These 2 surprising young Cardinals boast top-tier fastball metrics

These St. Louis Cardinals pitchers are Stuff+ darlings with their fastball shapes.
Detroit Tigers v St. Louis Cardinals
Detroit Tigers v St. Louis Cardinals | Dilip Vishwanat/GettyImages

Baseball teams are always looking for ways to gain an edge on the competition, and since the advent of Statcast in 2015, the race to find the next big analytical stat has only intensified. In 2021, the pitching stat of "Stuff+" was introduced to the public. Put simply, the statistic analyzes the movement, velocity and spin of a pitch, determines how effective pitches with similar attributes perform across the sport, and assigns a number to the pitch based on that effectiveness.

The most successful pitchers reliably possess the best Stuff+ metrics, and a key tenet to Stuff+ is that high velocity is beneficial. Indeed, velocity was the name of the game for the St. Louis Cardinals' bullpen in 2025. While the rotation was composed of soft-tossers, the Cardinals' arm barn held the second-highest fastball velocity in the major leagues. Ryan Helsley, who was traded to the New York Mets at the deadline and subsequently imploded, was a major factor in that number, and it contributed to his well-above-average 129 Stuff+ stat with the Cardinals in 2025.

Although Helsley has departed, there are a few other pitchers in the Cardinals system who have flashed promising Stuff+ metrics with their fastballs. Geoff Pontes of Baseball America wrote an article (subscription required) on Oct. 1 that listed the top four-seam and two-seam (sinking) fastballs among minor league pitchers with at least 900 pitches and at least 300 four-seam or two-seam fastballs. Baseball America has its own calculation of Stuff+, so these numbers may not match other sites' Stuff+ calculations.

Chris Roycroft and Frank Elissalt are two Cardinals with among the best fastballs in the minor leagues.

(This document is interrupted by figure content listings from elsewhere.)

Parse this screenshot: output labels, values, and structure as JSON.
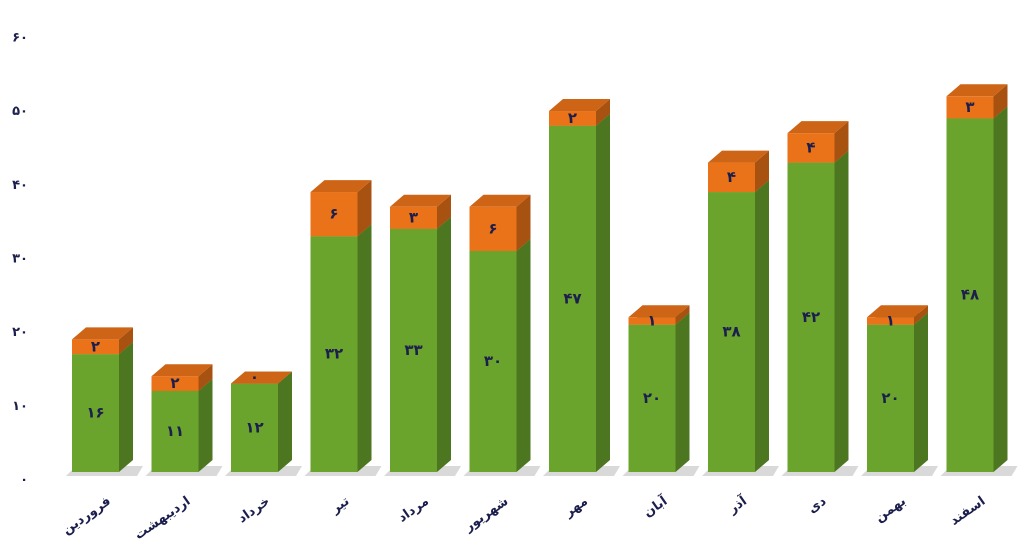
{
  "chart_data": {
    "type": "bar",
    "categories": [
      "فروردین",
      "اردیبهشت",
      "خرداد",
      "تیر",
      "مرداد",
      "شهریور",
      "مهر",
      "آبان",
      "آذر",
      "دی",
      "بهمن",
      "اسفند"
    ],
    "series": [
      {
        "color": "#6ba42c",
        "values": [
          16,
          11,
          12,
          32,
          33,
          30,
          47,
          20,
          38,
          42,
          20,
          48
        ],
        "value_labels": [
          "۱۶",
          "۱۱",
          "۱۲",
          "۳۲",
          "۳۳",
          "۳۰",
          "۴۷",
          "۲۰",
          "۳۸",
          "۴۲",
          "۲۰",
          "۴۸"
        ]
      },
      {
        "color": "#ea7218",
        "values": [
          2,
          2,
          0,
          6,
          3,
          6,
          2,
          1,
          4,
          4,
          1,
          3
        ],
        "value_labels": [
          "۲",
          "۲",
          "۰",
          "۶",
          "۳",
          "۶",
          "۲",
          "۱",
          "۴",
          "۴",
          "۱",
          "۳"
        ]
      }
    ],
    "ylim": [
      0,
      60
    ],
    "yticks": [
      {
        "value": 0,
        "label": "۰"
      },
      {
        "value": 10,
        "label": "۱۰"
      },
      {
        "value": 20,
        "label": "۲۰"
      },
      {
        "value": 30,
        "label": "۳۰"
      },
      {
        "value": 40,
        "label": "۴۰"
      },
      {
        "value": 50,
        "label": "۵۰"
      },
      {
        "value": 60,
        "label": "۶۰"
      }
    ],
    "grid": false
  }
}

Cardinals fans may be familiar with Roycroft, albeit not in a way that they desire. After producing an adequate rookie season in 2024, Roycroft was horrendous during his time with the major league club in 2025, holding a 7.84 ERA and allowing 18 earned runs in 20.2 innings. His strikeout rate plummeted from 21.3% in 2024 to 14.9% in 2025, and his walk percentage increased from 11% to 11.9%. He also owned a whopping 46.6% hard-hit rate. Roycroft had a down year in Triple-A Memphis as well, as he had a 4.82 ERA in 46.2 innings and a walk rate that spiked from 3.5 per nine innings with Memphis in 2024 to 4.6 in 2025.

Despite this, Stuff+ places Roycroft's sinking fastball at 122 — that's 22 points above average and the best in the minor leagues by a whopping four points. Roycroft used his sinker far more often than any other pitch in 2025, but major league hitters teed off on it, hitting .333 and slugging .578 off of the pitch. Roycroft clearly has a special pitch in his arsenal, but for whatever reason, he hasn't been able to deploy it effectively with the Cardinals.

The other arm that the article highlighted is Elissalt, whom the Cardinals acquired as the tertiary piece in the deal that sent Helsley to Queens. Unlike Roycroft, whose specialty is the sinker, Elissalt's bread and butter is the four-seam fastball. With a Stuff+ grade of 118, that pitch is tied for seventh among four-seamers of qualified minor league pitchers in 2025.

Elissalt had a 3.02 ERA in 18 games, seven of which were starts, with the Mets' Low-A affiliate. He owned a 3.02 ERA and 57 strikeouts in 50.2 innings. He then pitched in relief in two games with the Mets' High-A squad, after which he was traded to the Cardinals. Once in Peoria, St. Louis' High-A affiliate, Elissalt struggled, allowing seven hits and six earned runs in 9.2 innings. Three of his four appeareances were starts, so the Cardinals may be looking to transition Elissalt to the rotation. If it goes well, his above-average fastball shape could put him in the Cardinals' future plans.

Because speed is an important facet of a successful fastball, teams are training their players to throw harder. However, with higher velocity comes greater danger, as the ever-increasing frequency of Tommy John surgeries around baseball indicates. The Cardinals were incredibly fortunate in 2025 in the health of their pitchers, as no pitcher landed on the injured list until July 29, when John King went down with an oblique injury.

According to new president of baseball operations Chaim Bloom on "Cardinals Insider," one of the Cardinals' biggest changes over the past offseason was to optimize training and help players tap into velocity in ways that were less damaging to their arms. If the team can come anywhere close to 2025 in terms of pitcher durability even in the age of "blink and you'll miss it" fastballs, the Cardinals and their new pitching gurus could work wonders. With Roycroft and Elissalt, there are already promising balls of clay for the coaches to sculpt into big-league weapons.